Why
$echo '-n'
doesn't write -n on terminal although -n is written within quotes ?
views:
235answers:
5
A:
The quotes don't help because ... ugh, it's hard to explain. The shell strips the quotes off before the "echo" command itself is evaluated, so by that time they don't matter.
Try this:
echo - -n
That's not documented as working (I'm running Ubuntu Linux), but echo is almost certainly a built-in to whatever shell you're using, so the man page is questionable anyway. It does work for me. (I'm running zsh because I'm really suave and sophisticated).
edit: well it seems that the bash builtin edit doesn't behave that way.
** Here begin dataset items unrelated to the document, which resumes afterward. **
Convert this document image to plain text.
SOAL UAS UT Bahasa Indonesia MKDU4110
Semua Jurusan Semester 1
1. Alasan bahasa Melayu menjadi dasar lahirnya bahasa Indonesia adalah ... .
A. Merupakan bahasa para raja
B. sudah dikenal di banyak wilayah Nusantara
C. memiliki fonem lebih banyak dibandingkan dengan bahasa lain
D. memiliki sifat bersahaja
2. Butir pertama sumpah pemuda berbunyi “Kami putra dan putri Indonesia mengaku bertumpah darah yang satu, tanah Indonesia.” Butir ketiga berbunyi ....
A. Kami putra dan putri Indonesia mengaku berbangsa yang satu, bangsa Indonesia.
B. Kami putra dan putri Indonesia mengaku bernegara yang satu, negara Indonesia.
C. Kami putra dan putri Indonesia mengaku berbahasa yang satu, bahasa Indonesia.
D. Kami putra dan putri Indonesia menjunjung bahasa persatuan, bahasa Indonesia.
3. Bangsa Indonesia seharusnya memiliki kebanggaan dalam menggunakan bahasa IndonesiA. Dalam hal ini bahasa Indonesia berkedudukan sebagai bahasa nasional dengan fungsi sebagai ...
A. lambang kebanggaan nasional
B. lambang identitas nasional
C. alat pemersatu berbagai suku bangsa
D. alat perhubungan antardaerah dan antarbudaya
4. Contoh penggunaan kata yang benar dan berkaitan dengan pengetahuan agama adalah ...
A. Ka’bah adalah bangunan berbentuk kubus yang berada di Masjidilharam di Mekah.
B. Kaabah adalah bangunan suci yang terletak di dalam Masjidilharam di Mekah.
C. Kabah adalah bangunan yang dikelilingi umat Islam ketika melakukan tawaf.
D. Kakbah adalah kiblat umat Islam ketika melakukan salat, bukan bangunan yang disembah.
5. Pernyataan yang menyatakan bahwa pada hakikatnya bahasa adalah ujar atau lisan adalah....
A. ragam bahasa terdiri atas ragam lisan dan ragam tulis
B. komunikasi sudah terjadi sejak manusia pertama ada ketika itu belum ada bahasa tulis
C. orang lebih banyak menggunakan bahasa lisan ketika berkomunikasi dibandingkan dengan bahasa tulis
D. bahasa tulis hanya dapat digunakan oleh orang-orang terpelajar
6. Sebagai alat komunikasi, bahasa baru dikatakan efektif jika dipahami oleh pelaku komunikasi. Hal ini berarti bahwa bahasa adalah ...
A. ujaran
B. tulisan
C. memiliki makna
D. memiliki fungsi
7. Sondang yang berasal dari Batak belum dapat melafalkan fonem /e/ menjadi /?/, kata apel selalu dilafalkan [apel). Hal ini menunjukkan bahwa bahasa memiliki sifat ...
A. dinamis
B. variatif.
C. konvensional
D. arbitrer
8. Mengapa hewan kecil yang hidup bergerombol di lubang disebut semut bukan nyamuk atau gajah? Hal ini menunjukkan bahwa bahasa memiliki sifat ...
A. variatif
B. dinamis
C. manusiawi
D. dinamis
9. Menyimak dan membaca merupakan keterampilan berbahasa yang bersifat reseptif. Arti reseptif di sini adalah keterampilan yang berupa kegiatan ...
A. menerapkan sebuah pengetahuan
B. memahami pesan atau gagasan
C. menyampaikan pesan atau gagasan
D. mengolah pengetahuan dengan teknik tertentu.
I don't know what to suggest; this:
echo '' -n
will give you "-n" preceded by a space, which (depending on what you're doing) might be OK.
Pointy
2010-04-15 12:34:40
Doesn't work for me. Output `- -n`
extraneon
2010-04-15 12:35:32
For me that does this> echo - -n- -n
Greg Reynolds
2010-04-15 12:35:43
Hmm, well as I just noted in an edit, it probably varies from shell to shell.
Pointy
2010-04-15 12:37:48
Sorry I didn't get you.Can you explain your point please?
Happy Mittal
2010-04-15 12:38:28
Linux/UNIX systems support multiple command line interpreters (shells). The `echo` command is usually built in to each of those, and the exact syntax and features can vary. You're probably using the default shell, `bash`, which doesn't work like my shell (`zsh`) does.
Pointy
2010-04-15 12:41:29
+4
A:
Because the quotes are processed by the shell and the echo command receives plain -n. If you want to echo -n, you can e.g. printf '%s\n' -n
laalto
2010-04-15 12:36:14
A:
you should try to use the more portable printf as far as possible.
ghostdog74
2010-04-15 14:05:17
A:
Not quiete there:
echo -e 'a-n\b\b\b '
-n
surprisingly this works:
echo -e '-n\b'
-n
and here a solution I can explain:
echo "foobar" | sed 's/.*/-n/'
-n
user unknown
2010-04-16 04:21:32